Milan is home to Italy’s second-busiest international airport, but it’s not usually high on visitors’ must-see lists. Even if they spend a day in the city in order to see “The Last Supper” or climb to the top of the Duomo, most travelers who use Milan as an entry point don’t stay very long. Milan doesn’t have the Renaissance flair, medieval cobbled streets, or “Under the Tuscan Sun” vibe that so many people are looking for. One city that does have those things, however, is Florence.
To get from Milan to Florence you have a few options, but the easiest one – whether you’re an experienced Italy traveler or new to Italy – is to take the train. Taking the train from Milan to Florence has always been straightforward, but since the introduction of Italy’s newest high-speed rail lines it’s even faster now.
The fastest train option is the “Frecciarossa” (red arrow) train from Milan to Florence, which makes the trip in about one hour and 45 minutes. There’s usually one stop along the way (in Bologna), but it’s a quick one and then you’re on your way to Florence again. The “Frecciarossa” train leaves Milan’s Centrale station en route to Florence’s Santa Maria Novella station once every hour throughout most of the day. Slower trains connecting Milan and Florence can take 3.5 hours or more – and not all of the slower trains go to Florence’s main train station, either, so be sure you know which station you’ll end up in.
The faster trains are, naturally, more expensive, but if you don’t have much time to spend on vacation and you want to maximize your time in a city (rather than on a train) the high-speed trains are an excellent way to do that.
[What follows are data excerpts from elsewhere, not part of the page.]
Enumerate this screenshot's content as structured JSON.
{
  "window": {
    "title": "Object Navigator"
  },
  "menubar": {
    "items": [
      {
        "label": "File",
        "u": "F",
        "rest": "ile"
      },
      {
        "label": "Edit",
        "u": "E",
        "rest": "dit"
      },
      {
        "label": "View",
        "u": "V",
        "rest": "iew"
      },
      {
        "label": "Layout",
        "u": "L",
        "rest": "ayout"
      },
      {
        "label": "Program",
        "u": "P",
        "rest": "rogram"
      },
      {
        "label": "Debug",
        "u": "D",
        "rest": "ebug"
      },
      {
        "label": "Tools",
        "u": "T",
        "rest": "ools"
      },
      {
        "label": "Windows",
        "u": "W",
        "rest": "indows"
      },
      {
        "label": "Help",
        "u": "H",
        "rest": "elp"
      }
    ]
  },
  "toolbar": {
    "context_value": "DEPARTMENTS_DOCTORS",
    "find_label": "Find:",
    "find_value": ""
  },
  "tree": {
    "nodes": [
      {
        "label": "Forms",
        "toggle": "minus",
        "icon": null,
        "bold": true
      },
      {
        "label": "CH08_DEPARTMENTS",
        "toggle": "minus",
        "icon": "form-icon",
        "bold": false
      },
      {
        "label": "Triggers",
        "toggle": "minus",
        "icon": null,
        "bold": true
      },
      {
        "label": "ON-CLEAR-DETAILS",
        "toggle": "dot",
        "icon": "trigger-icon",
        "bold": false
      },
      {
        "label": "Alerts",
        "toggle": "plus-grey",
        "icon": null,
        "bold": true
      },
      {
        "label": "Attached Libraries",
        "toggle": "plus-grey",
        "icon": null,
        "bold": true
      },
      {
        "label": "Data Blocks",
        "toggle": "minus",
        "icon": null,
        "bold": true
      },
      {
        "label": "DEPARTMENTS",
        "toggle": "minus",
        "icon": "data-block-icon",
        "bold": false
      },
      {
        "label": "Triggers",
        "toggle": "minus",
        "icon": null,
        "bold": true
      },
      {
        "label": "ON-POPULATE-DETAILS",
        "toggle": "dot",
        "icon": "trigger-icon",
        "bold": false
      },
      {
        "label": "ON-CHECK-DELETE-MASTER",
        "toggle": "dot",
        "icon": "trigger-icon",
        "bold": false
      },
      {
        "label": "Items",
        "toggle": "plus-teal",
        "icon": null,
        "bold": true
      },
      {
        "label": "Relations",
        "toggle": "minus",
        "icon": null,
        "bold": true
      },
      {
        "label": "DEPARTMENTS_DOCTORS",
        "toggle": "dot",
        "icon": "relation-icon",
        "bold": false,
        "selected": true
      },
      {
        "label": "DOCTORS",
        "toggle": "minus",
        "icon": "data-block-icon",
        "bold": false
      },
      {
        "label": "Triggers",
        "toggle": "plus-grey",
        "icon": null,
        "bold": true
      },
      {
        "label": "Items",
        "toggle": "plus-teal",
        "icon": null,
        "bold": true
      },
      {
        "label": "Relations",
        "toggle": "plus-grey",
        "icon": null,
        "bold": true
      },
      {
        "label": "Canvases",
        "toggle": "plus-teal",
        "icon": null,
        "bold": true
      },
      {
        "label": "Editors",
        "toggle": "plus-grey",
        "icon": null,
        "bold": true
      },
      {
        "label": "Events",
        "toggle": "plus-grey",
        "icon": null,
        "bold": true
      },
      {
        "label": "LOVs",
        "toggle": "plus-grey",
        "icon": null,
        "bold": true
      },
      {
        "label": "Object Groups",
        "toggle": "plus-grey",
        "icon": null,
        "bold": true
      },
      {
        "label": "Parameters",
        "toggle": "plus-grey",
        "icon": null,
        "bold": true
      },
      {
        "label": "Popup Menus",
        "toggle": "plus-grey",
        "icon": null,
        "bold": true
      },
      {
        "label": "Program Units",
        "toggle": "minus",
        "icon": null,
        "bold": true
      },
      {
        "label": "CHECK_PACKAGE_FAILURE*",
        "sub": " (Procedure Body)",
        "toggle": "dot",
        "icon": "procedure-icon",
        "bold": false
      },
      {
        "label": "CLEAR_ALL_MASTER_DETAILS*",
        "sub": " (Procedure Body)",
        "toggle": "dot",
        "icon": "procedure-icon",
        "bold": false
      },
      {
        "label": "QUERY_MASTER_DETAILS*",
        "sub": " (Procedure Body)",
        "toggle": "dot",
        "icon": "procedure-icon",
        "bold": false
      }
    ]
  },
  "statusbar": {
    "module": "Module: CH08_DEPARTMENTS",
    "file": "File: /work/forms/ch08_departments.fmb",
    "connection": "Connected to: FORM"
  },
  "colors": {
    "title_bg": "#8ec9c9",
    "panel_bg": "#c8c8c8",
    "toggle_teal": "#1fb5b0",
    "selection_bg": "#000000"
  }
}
A first class ticket on the fastest train costs about €70, and a second class ticket on that train is about €52. On the slower trains, a first class ticket costs about €38 and a second class ticket costs about €28. With the faster trains, you’re required to buy a reservation in addition to your ticket. The slower trains don’t always require this, but it’s always good to ask.
If you’ll be taking several high-speed or long-distance trains during your trip, getting an Italy Rail Pass can really be a money saver, as it’ll reduce the average cost of the more expensive tickets.